Nevado does not think that this type of case can only occur in poorly regulated labor markets, such as those in Russia and the United States. “On the contrary, in Spain, contrary to what people believe, the dismissal is allowed. What happens is that it is necessary to argue the reasons for this dismissal and, if there is no agreement, a judge ends up deciding whether they are convincing or not.” But it is perfectly legal for companies to use artificial intelligence to monitor the performance of their employees, as long as they do so in accordance with the Organic Law on Personal Character Data: “Anyway, whoever fires is always an employer, a human being or a group of them”, says Nevado. “But the machine can be the tool used to justify a dismissal. In fact, this is already happening in many cases.”
Ultimately, it is a judge who decides, as the referee does in professional football in relation to most of the VAR’s recommendations, this controversial tool that would forever revolutionize sports justice. What is clearly unacceptable, according to the expert, “is that neither the area heads nor the human resources departments take responsibility for this dismissal, that they hide behind algorithms and other technological innovations to escape responsibility and further dehumanize the working relationships”. If the trend continues, Nevado predicts “a pretty bleak future” for human resources departments.
So bleak that they will disappear in the medium term if the idea is consolidated that talent management (hiring, firing, salary increases, disciplinary proceedings, incentives…) can be left completely in the hands of machines. “And not just this department”, he adds. “Many area heads will also be in danger, especially those whose salary depends on their ability to supervise the workers under their responsibility.” In a world of innovative entrepreneurs, state-of-the-art management technology, and an interchangeable workforce, there are plenty of foremen.

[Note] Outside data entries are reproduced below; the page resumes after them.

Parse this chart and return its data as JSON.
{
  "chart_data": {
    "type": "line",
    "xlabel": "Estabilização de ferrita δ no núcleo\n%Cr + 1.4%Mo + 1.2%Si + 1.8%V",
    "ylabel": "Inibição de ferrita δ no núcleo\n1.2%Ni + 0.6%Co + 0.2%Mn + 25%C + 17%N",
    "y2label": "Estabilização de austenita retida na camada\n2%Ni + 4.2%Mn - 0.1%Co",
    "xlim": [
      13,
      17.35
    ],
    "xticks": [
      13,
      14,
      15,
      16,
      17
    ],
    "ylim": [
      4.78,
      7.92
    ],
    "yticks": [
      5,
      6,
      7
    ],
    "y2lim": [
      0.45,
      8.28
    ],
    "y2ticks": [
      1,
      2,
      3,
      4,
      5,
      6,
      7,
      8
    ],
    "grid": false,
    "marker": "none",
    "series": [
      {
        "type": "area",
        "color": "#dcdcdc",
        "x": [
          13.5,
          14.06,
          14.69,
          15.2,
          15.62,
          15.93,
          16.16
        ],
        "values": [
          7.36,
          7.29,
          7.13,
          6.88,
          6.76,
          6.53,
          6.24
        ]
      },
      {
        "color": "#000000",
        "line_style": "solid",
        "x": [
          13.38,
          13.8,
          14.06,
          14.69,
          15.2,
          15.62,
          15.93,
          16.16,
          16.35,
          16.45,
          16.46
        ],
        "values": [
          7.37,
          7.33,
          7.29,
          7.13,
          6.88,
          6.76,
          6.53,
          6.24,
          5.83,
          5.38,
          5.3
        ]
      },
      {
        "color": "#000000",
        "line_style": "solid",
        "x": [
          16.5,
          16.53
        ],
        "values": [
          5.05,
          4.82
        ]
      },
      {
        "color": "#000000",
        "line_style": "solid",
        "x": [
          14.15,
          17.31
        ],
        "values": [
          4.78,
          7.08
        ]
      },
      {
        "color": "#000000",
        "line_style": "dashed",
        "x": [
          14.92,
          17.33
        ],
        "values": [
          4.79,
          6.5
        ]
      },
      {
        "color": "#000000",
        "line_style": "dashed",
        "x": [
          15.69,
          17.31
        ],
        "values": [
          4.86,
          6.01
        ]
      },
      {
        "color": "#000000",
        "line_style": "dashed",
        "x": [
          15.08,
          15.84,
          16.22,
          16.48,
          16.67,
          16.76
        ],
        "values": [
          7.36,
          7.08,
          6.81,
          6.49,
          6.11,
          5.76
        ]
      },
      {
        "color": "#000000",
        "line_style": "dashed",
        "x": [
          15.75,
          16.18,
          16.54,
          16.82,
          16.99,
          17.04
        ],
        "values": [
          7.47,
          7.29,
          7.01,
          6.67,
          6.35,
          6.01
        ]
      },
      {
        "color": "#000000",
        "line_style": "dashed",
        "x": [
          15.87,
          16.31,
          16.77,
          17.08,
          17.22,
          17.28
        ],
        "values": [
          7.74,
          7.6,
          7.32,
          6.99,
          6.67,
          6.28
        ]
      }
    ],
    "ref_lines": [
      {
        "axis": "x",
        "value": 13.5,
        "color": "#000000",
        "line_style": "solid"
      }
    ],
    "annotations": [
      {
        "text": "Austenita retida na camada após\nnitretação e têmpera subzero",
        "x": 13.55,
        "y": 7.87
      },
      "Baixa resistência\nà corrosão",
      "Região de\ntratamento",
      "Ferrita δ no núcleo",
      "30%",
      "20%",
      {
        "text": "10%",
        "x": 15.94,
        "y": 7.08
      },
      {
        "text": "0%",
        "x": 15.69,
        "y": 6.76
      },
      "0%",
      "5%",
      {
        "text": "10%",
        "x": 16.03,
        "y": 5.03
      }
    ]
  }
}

Frank Pasquale, a professor at Brooklyn Law School in New York, addresses these issues in his book New Laws of Robotic (“New Laws of Robotics”). For this intellectual, who defines himself as “a humanist with technological competence”, artificial intelligence must never supplant human experience and reasoning ability in “areas that have clear ethical implications”. In other words, a machine can never decide who to shoot or who to fire, because it will do so based exclusively on efficiency criteria. Decisions of this type cannot be automated. They cannot be dissociated from a process of “responsible reflection”, an exclusively human tool. For Professor Pasquale, the “digital boss” will always be a tyrant, because he dehumanizes people by treating them as if they were not human beings, “by turning them into mere tools and denying them their condition of rational and free creatures” .
The General Union of Workers of Spain points out in its working document Algorithmic Relations in Laboral Relations (“Algorithmic Relations in Labor Relations”), that the barrier against algorithms that fire people must be a clear regulation that requires, in the first place, the disclosure of the criteria used by artificial intelligence. “It is necessary to apply the precautionary principle”, says the union’s head of digitization, José Varela. Because algorithms, like any product of human intelligence, make mistakes. Furthermore, they are not concerned about whether their decisions will have a negative impact on “the security of people or their fundamental rights”. That is, if an algorithm is going to fire us, we’re going to demand that it demonstrate to us, in the first place, that it knows what it’s doing.